题目链接
题解
两点之间必经的点就是圆方树上两点之间的圆点
所以只需建出圆方树
每次询问建出虚树,统计一下虚树边上有多少圆点即可
还要讨论一下经不经过根(1)的情况
P4606
#include<algorithm>
#include<iostream>
#include<cstring>
#include<cstdio>
#include<cmath>
#include<map>
#define Redge(u) for (int k = h[u],to; k; k = ed[k].nxt)
#define REP(i,n) for (int i = 1; i <= (n); i++)
#define mp(a,b) make_pair<int,int>(a,b)
#define cls(s) memset(s,0,sizeof(s))
#define cp pair<int,int>
#define LL long long int
using namespace std;
const int maxn = 200005,maxm = 100005,INF = 1000000000;
inline int read(){
int out = 0,flag = 1; char c = getchar();
while (c < 48 || c > 57){if (c == '-') flag = -1; c = getchar();}
while (c >= 48 && c <= 57){out = (out << 3) + (out << 1) + c - 48; c = getchar();}
return out * flag;
}
int h[maxn],ne = 1,hh[maxn],Ne = 1;
struct EDGE{int to,nxt;}ed[maxn << 2],e[maxn << 2];
inline void build(int u,int v){
e[++Ne] = (EDGE){v,hh[u]}; hh[u] = Ne;
e[++Ne] = (EDGE){u,hh[v]}; hh[v] = Ne;
}
inline void add(int u,int v){
ed[++ne] = (EDGE){v,h[u]}; h[u] = ne;
ed[++ne] = (EDGE){u,h[v]}; h[v] = ne;
}
int n,m,N,dfn[maxn],low[maxn],st[maxn],top,cnt;
void dfs(int u,int last){
dfn[u] = low[u] = ++cnt;
st[++top] = u;
for (int k = hh[u],to; k; k = e[k].nxt){
if (k == last) continue;
if (!dfn[to = e[k].to]){
dfs(to,k ^ 1);
low[u] = min(low[u],low[to]);
if (low[to] >= dfn[u]){
++N;
do{add(st[top],N);}while (st[top--] != to);
add(N,u);
}
}
else low[u] = min(low[u],dfn[to]);
}
}
int K,a[maxn],fa[maxn][20],d[maxn][20],Dfn[maxn],dep[maxn],dfc;
void DFS(int u){
Dfn[u] = ++dfc; d[u][0] = (u <= n);
REP(i,19){
fa[u][i] = fa[fa[u][i - 1]][i - 1];
d[u][i] = d[u][i - 1] + d[fa[u][i - 1]][i - 1];
}
Redge(u) if ((to = ed[k].to) != fa[u][0]){
fa[to][0] = u; dep[to] = dep[u] + 1; DFS(to);
}
}
inline int lca(int u,int v){
if (dep[u] < dep[v]) swap(u,v);
for (int i = 0,D = dep[u] - dep[v]; (1 << i) <= D; i++)

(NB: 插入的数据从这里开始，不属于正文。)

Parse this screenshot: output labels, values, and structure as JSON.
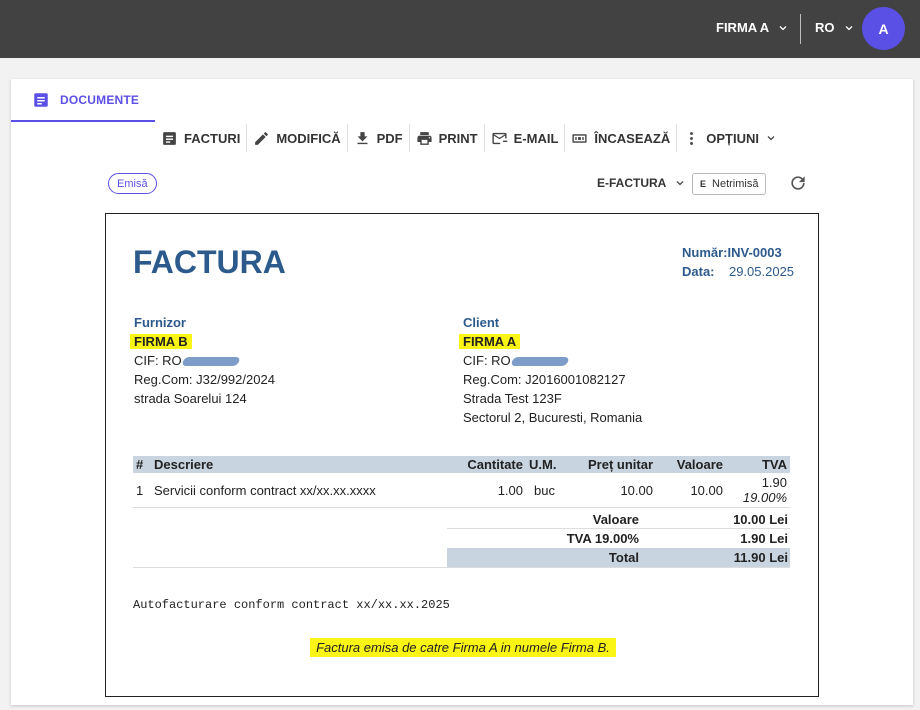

if (D & (1 << i)) u = fa[u][i];
if (u == v) return u;
for (int i = 19; ~i; i--)
if (fa[u][i] != fa[v][i]){
u = fa[u][i];
v = fa[v][i];
}
return fa[u][0];
}
inline int getup(int u,int v){
if (u == v) return 0;
int re = -(u <= n);
for (int i = 19; ~i; i--)
if (fa[u][i] && dep[fa[u][i]] >= dep[v]){
re += d[u][i];
u = fa[u][i];
}
return re;
}
inline bool cmp(const int& a,const int& b){
return Dfn[a] < Dfn[b];
}
int pre[maxn];
void work(){
st[top = 1] = 1; int tot = 0,M = K;
sort(a + 1,a + 1 + K,cmp);
for (int i = 1; i <= K; i++){
int u = a[i],p = lca(u,st[top]);
if (u == 1) tot = INF;
if (p == st[top]) {if (u != st[top]) st[++top] = u;}
else {
while (true){
if (dep[p] >= dep[st[top - 1]]){
pre[st[top--]] = p; if (p == 1) tot++;
if (st[top] != p) st[++top] = p,a[++M] = p;
break;
}
pre[st[top]] = st[top - 1];
if (st[top - 1] == 1) tot++;
top--;
}
if (u != st[top]) st[++top] = u;
}
}
while (top > 1){
pre[st[top]] = st[top - 1];
if (st[top - 1] == 1) tot++;
top--;
}
if (tot < INF) a[++M] = 1;
int ans = 0;
for (int i = 1; i <= M; i++){
int u = a[i];
if (u == 1){
if (i > K && tot > 1) ans++;
continue;
}
if (pre[u] != 1 || (pre[u] == 1 && tot > 1)) ans += getup(u,pre[u]);
if (i > K) ans += (u <= n);
pre[u] = 0;
}
printf("%d
",ans);
}
int main(){
int T = read();
while (T--){
cls(dfn); cls(h); cls(hh);
ne = Ne = 1; cnt = dfc = top = 0;
N = n = read(); m = read();
REP(i,m) build(read(),read());
dfs(1,0); DFS(1);
int q = read();
while (q--){
K = read();
REP(i,K) a[i] = read();
work();
}
}
return 0;
}
P4320
#include<algorithm>
#include<iostream>
#include<cstring>
#include<cstdio>
#include<cmath>
#include<map>
#define Redge(u) for (int k = h[u],to; k; k = ed[k].nxt)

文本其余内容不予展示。